Superaron los 30 o los 40, son de clase media o media alta y pasaron la mayor parte de su vida sin cuestionar la heteronormatividad. Han hecho chistes de putos, ninguneado lesbianas, estigmatizado travestis y naturalizado la práctica de abortos clandestinos. Gracias al impulso de la política, los medios y las redes supieron del feminismo y la deconstrucción, y corrieron a sumarse a las filas de la diversidad sexual y las luchas de las mujeres, adoptando el pañuelo verde y los colores de la bandera LGTBIQ con el vibrante entusiasmo de los conversos. Seguros de haber pasado al bando de los bienpensantes y los jóvenes, aprendieron a no ofender, a usar el lenguaje inclusivo y a incorporar a sus discursos palabras como “interseccionalidad”. Adoran a Judith Butler y a Rita Segato, cancelan machirulos y son re amigues de sus hijes.
De ser varones, sobreactuan su “lado femenino” mientras que ellas hacen lo propio con la gestualidad del empoderamiento. De tener alguna influencia mediática o institucional, no ven contradicción en mostrarse como portavoces de colectivos cuyas problemáticas e internas desconocen.
De ser lindas señoras, no ven banalidad en fijar su adhesión a la causa en Instagram, a través de fotos sexis, acompañadas de textos sobre femicidios y violaciones. Puertas adentro, sin más testigos que los propios, muchas prefieren ser mantenidas como sus abuelas y muchos aceptan mantener, como sus abuelos, a esas que por mantenidas no tendrán derecho a patalear.
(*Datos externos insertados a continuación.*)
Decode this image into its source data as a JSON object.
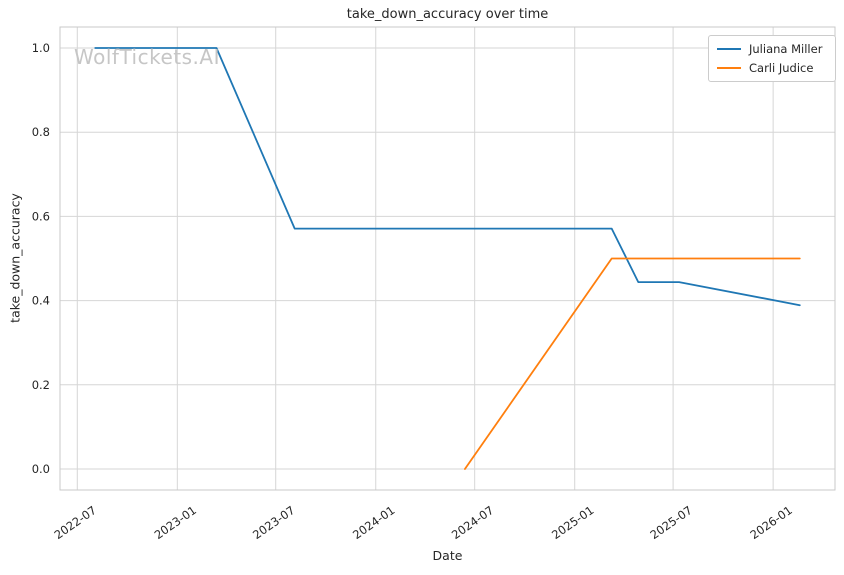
{
  "watermark": {
    "text": "WolfTickets.AI",
    "color": "#c6c6c6"
  },
  "chart_data": {
    "type": "line",
    "title": "take_down_accuracy over time",
    "xlabel": "Date",
    "ylabel": "take_down_accuracy",
    "grid": true,
    "legend_position": "upper right",
    "background_color": "#ffffff",
    "grid_color": "#d6d6d6",
    "spine_color": "#c9c9c9",
    "text_color": "#262626",
    "x_tick_labels": [
      "2022-07",
      "2023-01",
      "2023-07",
      "2024-01",
      "2024-07",
      "2025-01",
      "2025-07",
      "2026-01"
    ],
    "y_ticks": [
      0.0,
      0.2,
      0.4,
      0.6,
      0.8,
      1.0
    ],
    "ylim": [
      -0.05,
      1.05
    ],
    "x_tick_rotation_deg": 35,
    "series": [
      {
        "name": "Juliana Miller",
        "color": "#1f77b4",
        "points": [
          [
            "2022-08-03",
            1.0
          ],
          [
            "2023-03-14",
            1.0
          ],
          [
            "2023-08-05",
            0.571
          ],
          [
            "2025-03-10",
            0.571
          ],
          [
            "2025-04-28",
            0.444
          ],
          [
            "2025-07-12",
            0.444
          ],
          [
            "2026-02-19",
            0.389
          ]
        ]
      },
      {
        "name": "Carli Judice",
        "color": "#ff7f0e",
        "points": [
          [
            "2024-06-13",
            0.0
          ],
          [
            "2025-03-10",
            0.5
          ],
          [
            "2026-02-19",
            0.5
          ]
        ]
      }
    ]
  }
}
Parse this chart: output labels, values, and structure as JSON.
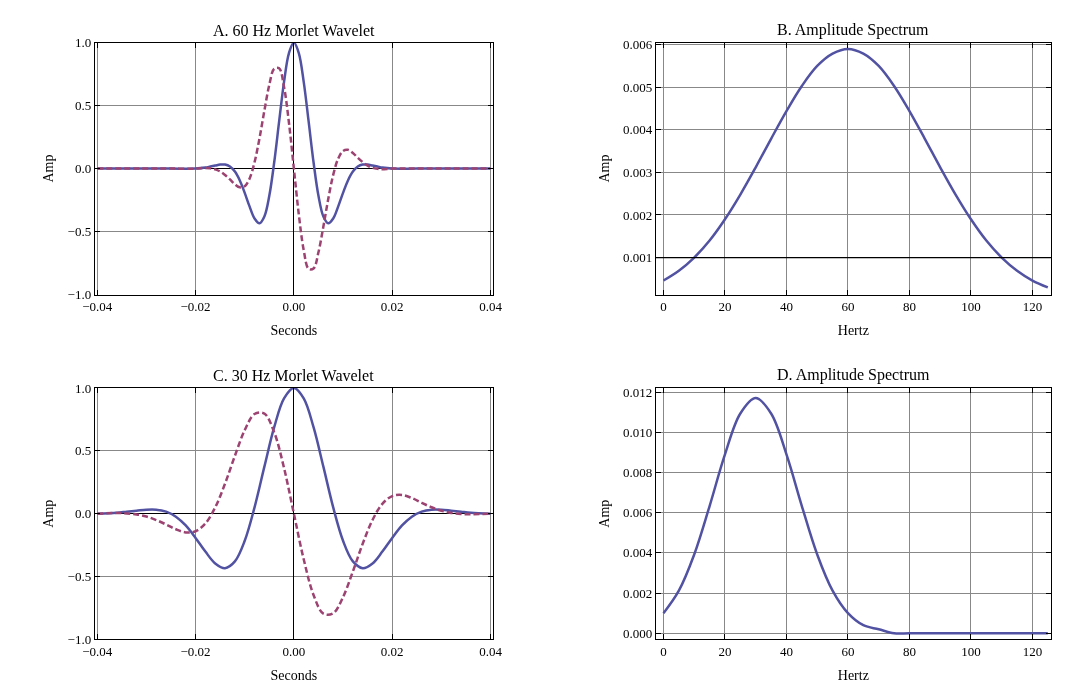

Algunos, ejercerán y soportarán violencias de todo tipo, pero seguirán juntos “por los chicos” o “la casa”. Eternizarán, con un estilo de vida fundamentado en un esquema que no discute la preminencia de la familia y la propiedad (en el que el cuerno es el otro nombre del poliamor) aquella tradición que critican cuando traspasan la barrera de la realidad empírica y se sumergen en la fantasía de ser lo que no son.